Maybe Sardar Biglari will get the hint this time. There are just so many ways Cracker Barrel Country Store (NASDAQ:CBRL) has told the activist investor, "It's not us, it's you," but he sticks around anyway and is affronted more times than we can count. But shareholders have tried again anyway, with a recent vote to overwhelmingly reject his call to put the restaurant chain up for sale.
Through his Biglari Holdings (NYSE:BH) holding company, Biglari acquired a 20% stake in Cracker Barrel and then tried to use his position to improve its capital allocation policies, including by getting two seats on the board of directors, having the board approve a $20-per-share special dividend, and calling for the above-mentioned sale of the company.
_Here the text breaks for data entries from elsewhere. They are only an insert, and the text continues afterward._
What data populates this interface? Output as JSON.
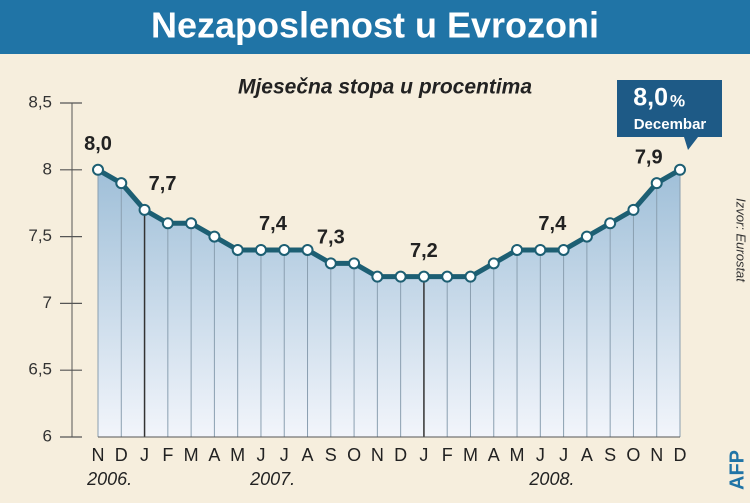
{
  "chart_data": {
    "type": "line",
    "title": "Nezaposlenost u Evrozoni",
    "subtitle": "Mjesečna stopa u procentima",
    "source": "Izvor: Eurostat",
    "logo": "AFP",
    "categories": [
      "N",
      "D",
      "J",
      "F",
      "M",
      "A",
      "M",
      "J",
      "J",
      "A",
      "S",
      "O",
      "N",
      "D",
      "J",
      "F",
      "M",
      "A",
      "M",
      "J",
      "J",
      "A",
      "S",
      "O",
      "N",
      "D"
    ],
    "year_labels": [
      "2006.",
      "2007.",
      "2008."
    ],
    "values": [
      8.0,
      7.9,
      7.7,
      7.6,
      7.6,
      7.5,
      7.4,
      7.4,
      7.4,
      7.4,
      7.3,
      7.3,
      7.2,
      7.2,
      7.2,
      7.2,
      7.2,
      7.3,
      7.4,
      7.4,
      7.4,
      7.5,
      7.6,
      7.7,
      7.9,
      8.0
    ],
    "value_labels": [
      "8,0",
      null,
      "7,7",
      null,
      null,
      null,
      null,
      "7,4",
      null,
      null,
      "7,3",
      null,
      null,
      null,
      "7,2",
      null,
      null,
      null,
      null,
      "7,4",
      null,
      null,
      null,
      null,
      "7,9",
      null
    ],
    "callout": {
      "value": "8,0",
      "unit": "%",
      "label": "Decembar"
    },
    "color": "#1d5f73",
    "ylim": [
      6,
      8.5
    ],
    "yticks": [
      {
        "value": 6,
        "label": "6"
      },
      {
        "value": 6.5,
        "label": "6,5"
      },
      {
        "value": 7,
        "label": "7"
      },
      {
        "value": 7.5,
        "label": "7,5"
      },
      {
        "value": 8,
        "label": "8"
      },
      {
        "value": 8.5,
        "label": "8,5"
      }
    ],
    "grid": true
  }
}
Biglari tried three years in a row to gain seats on the board, but each time shareholders rejected the advance, the last time being last year, when as many as 70% voted against it. That went for his special dividend idea as well, which came about after management offered to buy out his stake in the company at market prices if he'd just go away and leave them alone. Biglari said if they had so much money lying around, they should use it to make a payout to all shareholders.
After each rebuff, Biglari would come back with another suggestion. When investors told him to go pound salt with his dividend, he offered to buy the company himself, believing he could be more productive with the restaurant's assets if they were under his stewardship, but said if the board rejected that idea (which they apparently dismissed out of hand), they should reconsider their proposal to buy out his stake because he no longer had confidence in management and no longer wanted to entrust his money with them.
Of course, the state of Tennessee, where Cracker Barrel is domiciled, has laws on the books that prevent hostile takeovers of companies of the sort Biglari proposed, so the activist investor put up a nonbinding referendum for shareholders to vote on that would have the restaurant lobby the state to repeal those laws so he could take over the company. Along with the suggestion of putting the chain on the market, investors voted down the idea.
And not just voted down, but stomped on it, too. Cracker Barrel says preliminary results indicate approximately 70% of all the shares that voted were cast against both proposals, but if you removed Biglari's votes from the tally -- which obviously would be self-serving votes in favor of them -- some 92% of the votes went against both measures.
Seriously, can management and now shareholders tell Biglari in any clearer terms that their view of Cracker Barrel's future and his do not align? At some point, he's got to get the hint that he's merely waging a quixotic campaign with no hope of winning. The man's smart, he's turned in some remarkable performances with his own restaurants, and you don't get to his position by making mistakes too often. But eventually even Biglari Holdings' investors should wonder about this waste of resources.
These votes mark the fourth consecutive time Cracker Barrel shareholders have resoundingly rejected his proposals, and considering his prior efforts at gaining board seats that came to naught, Sardar Biglari has a remarkable record of failure. Both he and the restaurant chain should part ways, and it just may be to Cracker Barrel's benefit to reconsider buying him that one-way ticket he's looking for.